I haven't changed my voice in the slightest either
Honestly I've had other experiences. Due to long hair I've been referred ma'am a few times and honestly that made me feel cute and soft and stuff. But I always love to correct them to sir. The little shock older people get when seeing a girlish boy is amazing.
I like also to hang around trans spaces due to this because from those I can learn how to increase my beauty factor and raise the cuteness scale but I still feel best being a MAN doing MANLY SHIT, like seeing that picture of a shrimp and yelling at the top of my lungs HELL YEAH.
It's funky, because I also don't feel like an egg or even wish to be a woman. Either way I love you guys.
Oh and more thing. Trans spaces are one of the few places I can get helpful info because if you try to look up anything femboy, all you get is porn upon porn, endless sexualization and objectification and one (1) specific style of clothing. You know which one. Fuck. Thank you all.
Im a cis guy with a high voice and I get misgendered over the phone fairly frequently. Even in person with a mask on sometimes, which is fun because when I take it off I have a mustache and I've gotten to watch people's brains break in real time.
Oh absolutely! I definitely understand being on the wrong side of gender expectations, but as a dude it really is easy mode comparatively and I have nothing to complain about. It really helped me understand my partners transition issues though, and I'm here to fuck with normies trying to pigeon hole every person they interact with into a gender binary.
Are you me? This is almost word for word what I was about to comment. I also get misgendered in drive thrus pretty frequently.
Drive thru is one I haven't had any issues with, but that does sound downright comical potentially
It happened more pre moustache and pre mobile ordering, but it was usually a "go ahead and pull up to the window ma'am" and then a brief "deer in the headlights" stare and then pretending it didn't happen when I got to the window. Not to lean too hard into stereotypes but having long hair and driving a Subaru wagon probably contributed as well lol.

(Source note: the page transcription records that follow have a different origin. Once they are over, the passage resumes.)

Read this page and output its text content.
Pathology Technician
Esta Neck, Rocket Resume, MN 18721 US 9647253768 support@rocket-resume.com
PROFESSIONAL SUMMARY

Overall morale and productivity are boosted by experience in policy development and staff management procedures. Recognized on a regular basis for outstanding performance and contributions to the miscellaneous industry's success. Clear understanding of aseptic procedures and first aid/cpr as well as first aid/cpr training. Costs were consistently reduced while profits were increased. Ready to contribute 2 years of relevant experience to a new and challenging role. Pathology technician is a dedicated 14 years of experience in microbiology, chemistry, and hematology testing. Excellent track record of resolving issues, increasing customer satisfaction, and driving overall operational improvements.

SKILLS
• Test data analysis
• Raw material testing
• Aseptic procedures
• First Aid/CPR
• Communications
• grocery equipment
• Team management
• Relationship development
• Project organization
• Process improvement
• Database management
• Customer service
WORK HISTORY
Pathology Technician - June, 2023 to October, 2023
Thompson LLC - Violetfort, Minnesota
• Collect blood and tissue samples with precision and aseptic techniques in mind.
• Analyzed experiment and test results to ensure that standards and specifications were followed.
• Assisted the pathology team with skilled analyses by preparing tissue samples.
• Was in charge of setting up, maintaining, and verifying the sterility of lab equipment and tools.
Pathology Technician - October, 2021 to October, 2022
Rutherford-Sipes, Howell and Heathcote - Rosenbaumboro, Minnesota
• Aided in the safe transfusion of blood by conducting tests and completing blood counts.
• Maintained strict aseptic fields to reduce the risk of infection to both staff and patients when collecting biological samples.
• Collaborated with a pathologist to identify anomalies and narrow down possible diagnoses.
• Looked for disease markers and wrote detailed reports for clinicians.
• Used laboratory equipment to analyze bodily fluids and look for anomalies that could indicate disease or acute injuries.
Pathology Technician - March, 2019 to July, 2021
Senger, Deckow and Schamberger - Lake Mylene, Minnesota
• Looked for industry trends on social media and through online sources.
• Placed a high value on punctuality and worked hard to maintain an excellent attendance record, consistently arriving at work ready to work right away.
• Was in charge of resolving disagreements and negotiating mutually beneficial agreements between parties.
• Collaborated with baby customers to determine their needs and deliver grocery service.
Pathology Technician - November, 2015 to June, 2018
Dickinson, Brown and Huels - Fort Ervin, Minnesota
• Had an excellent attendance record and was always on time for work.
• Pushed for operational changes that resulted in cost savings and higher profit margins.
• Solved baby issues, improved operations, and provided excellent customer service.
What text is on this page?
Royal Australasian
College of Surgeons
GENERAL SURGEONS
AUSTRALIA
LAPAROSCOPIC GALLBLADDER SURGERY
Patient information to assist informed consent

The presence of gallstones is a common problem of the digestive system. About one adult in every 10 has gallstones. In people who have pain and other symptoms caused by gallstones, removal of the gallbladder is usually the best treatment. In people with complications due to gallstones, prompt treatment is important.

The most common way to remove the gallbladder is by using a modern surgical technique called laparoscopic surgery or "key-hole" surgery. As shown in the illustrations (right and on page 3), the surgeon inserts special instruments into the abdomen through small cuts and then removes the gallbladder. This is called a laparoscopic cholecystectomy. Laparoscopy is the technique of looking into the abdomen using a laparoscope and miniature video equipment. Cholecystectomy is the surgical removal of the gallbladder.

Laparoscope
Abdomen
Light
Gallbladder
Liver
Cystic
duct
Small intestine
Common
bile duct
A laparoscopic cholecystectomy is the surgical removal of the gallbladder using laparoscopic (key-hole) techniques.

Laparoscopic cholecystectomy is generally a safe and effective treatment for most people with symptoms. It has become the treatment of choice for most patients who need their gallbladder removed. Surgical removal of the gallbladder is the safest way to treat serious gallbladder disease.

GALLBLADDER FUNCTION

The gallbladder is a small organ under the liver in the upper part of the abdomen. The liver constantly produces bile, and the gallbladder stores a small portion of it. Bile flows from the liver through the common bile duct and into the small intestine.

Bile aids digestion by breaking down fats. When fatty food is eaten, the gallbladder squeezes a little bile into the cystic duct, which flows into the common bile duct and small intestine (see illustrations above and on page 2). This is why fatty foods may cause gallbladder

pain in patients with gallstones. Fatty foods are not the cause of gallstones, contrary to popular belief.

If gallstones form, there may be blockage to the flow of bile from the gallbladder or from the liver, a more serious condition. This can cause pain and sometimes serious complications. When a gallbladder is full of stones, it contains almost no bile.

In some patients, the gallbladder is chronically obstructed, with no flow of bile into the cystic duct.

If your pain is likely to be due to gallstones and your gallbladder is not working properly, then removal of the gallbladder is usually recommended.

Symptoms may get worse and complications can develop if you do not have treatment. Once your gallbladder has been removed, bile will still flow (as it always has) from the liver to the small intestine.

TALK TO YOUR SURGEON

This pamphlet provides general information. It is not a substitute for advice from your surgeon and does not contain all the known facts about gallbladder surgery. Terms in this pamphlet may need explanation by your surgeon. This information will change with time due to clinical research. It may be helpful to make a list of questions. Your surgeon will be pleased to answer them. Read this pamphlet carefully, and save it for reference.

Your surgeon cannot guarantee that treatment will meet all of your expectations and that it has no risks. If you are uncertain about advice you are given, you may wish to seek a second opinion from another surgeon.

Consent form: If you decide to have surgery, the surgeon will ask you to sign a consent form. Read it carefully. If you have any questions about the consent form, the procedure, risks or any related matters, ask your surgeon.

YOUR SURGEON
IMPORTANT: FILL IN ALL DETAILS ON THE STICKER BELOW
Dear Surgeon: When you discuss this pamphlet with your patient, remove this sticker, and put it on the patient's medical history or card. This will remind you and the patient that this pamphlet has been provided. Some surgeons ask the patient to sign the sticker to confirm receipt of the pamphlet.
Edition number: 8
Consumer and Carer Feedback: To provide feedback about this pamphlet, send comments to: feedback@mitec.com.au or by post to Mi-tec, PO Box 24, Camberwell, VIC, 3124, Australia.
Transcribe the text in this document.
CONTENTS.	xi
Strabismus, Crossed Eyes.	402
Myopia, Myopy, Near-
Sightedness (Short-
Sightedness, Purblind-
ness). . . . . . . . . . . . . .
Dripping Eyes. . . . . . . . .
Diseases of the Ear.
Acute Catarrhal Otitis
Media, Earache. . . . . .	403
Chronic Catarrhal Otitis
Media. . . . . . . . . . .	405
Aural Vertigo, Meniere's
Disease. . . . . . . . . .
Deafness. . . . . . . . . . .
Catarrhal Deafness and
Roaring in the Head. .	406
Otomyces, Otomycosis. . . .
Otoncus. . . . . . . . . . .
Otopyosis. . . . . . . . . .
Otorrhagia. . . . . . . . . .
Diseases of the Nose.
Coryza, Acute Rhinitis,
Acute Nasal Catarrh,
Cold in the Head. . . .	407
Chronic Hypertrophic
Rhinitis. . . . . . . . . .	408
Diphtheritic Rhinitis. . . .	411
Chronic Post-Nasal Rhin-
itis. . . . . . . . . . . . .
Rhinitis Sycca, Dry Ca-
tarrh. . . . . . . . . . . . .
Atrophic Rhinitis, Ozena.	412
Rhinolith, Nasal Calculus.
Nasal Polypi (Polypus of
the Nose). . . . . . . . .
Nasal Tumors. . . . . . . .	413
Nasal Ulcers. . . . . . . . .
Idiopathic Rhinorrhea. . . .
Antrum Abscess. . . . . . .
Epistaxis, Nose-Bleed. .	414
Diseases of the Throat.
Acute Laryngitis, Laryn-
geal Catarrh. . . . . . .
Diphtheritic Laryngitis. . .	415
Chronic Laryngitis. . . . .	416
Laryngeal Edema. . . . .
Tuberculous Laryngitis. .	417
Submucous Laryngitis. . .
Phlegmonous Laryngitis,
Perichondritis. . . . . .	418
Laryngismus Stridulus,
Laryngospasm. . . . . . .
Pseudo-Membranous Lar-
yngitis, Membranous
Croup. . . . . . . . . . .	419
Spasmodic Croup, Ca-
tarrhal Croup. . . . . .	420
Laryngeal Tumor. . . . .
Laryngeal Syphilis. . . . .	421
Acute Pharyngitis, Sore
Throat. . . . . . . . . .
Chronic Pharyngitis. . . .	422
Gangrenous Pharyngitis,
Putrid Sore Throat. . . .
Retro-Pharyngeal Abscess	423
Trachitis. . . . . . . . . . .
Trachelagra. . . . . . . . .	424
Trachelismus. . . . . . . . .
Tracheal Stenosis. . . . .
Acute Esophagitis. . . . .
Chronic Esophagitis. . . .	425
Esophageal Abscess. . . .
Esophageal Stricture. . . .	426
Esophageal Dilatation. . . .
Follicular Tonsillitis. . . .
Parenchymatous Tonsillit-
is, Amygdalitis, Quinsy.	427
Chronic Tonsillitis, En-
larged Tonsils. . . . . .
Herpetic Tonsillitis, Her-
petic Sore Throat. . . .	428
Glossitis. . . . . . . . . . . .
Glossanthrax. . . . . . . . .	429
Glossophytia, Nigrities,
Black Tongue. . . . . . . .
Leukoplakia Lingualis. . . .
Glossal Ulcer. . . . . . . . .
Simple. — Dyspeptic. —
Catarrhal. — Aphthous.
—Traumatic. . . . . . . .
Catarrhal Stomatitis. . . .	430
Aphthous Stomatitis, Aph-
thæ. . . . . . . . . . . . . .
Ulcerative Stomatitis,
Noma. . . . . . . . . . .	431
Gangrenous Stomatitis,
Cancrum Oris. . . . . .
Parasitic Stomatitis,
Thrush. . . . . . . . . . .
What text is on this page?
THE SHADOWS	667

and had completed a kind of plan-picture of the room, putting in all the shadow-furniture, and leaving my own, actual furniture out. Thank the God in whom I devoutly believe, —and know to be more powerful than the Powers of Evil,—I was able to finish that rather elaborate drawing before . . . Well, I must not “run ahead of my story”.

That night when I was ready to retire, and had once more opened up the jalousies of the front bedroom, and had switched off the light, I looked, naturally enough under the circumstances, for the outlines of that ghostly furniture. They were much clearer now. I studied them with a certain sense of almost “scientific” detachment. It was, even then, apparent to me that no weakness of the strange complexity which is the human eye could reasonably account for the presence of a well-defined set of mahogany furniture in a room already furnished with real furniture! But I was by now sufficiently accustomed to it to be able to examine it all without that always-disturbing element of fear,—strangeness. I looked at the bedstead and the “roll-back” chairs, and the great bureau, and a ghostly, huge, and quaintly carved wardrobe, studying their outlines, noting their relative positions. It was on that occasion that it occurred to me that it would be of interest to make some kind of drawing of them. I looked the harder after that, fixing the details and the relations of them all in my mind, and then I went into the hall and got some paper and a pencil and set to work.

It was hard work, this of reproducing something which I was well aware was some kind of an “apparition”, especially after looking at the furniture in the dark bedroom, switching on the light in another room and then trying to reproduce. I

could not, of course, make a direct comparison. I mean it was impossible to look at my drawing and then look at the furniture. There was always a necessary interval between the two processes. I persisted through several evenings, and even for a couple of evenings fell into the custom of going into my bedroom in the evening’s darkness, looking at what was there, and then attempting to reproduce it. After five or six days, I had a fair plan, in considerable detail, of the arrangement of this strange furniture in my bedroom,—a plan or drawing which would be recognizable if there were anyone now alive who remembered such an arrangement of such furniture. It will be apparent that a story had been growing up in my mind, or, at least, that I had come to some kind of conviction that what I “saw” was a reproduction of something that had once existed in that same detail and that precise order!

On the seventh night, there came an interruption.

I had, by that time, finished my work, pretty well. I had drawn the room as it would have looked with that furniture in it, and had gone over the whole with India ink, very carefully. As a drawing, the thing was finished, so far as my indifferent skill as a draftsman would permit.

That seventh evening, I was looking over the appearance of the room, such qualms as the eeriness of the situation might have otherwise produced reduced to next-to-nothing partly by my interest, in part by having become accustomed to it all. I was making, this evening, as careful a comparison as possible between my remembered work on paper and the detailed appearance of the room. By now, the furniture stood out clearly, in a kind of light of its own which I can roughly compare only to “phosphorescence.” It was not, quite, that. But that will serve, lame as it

It's probably related but apparently my voice sounds really different over the phone too, to the point where coworkers who know me in person have though someone else answered my phone the first time they called me lol.
Yeahhh exactly how I feel haha. I also like my voice but also like... I need people to gender me correctly. I think right now my presentation is like kinda androgynous but my voice makes people always gender me male in person, drives me crazy.
We need to abolish verbal communication until I can figure out what's going on
Yeah I voice trained specifically because talking on the phone made me feel dysphoric. I used to think I just had phone anxiety!
(i still have phone anxiety it's just better now)
I despised my old voice and I changed it. It took me the better part of about 8 months to get it somewhere, and it's not perfect by any means (it has some weird quality to it that I can't figure out what it is), but it's infinitely better to me than it was forever ago. I will say that I can't bring it the rest of the way home cause that small quality throws me into dysphoria mode and I hate it.
As a note, I'm not saying this to put anyone down. Just to share my experiences. Whichever voice you choose for yourself is valid and, at the end of the day, yours to choose.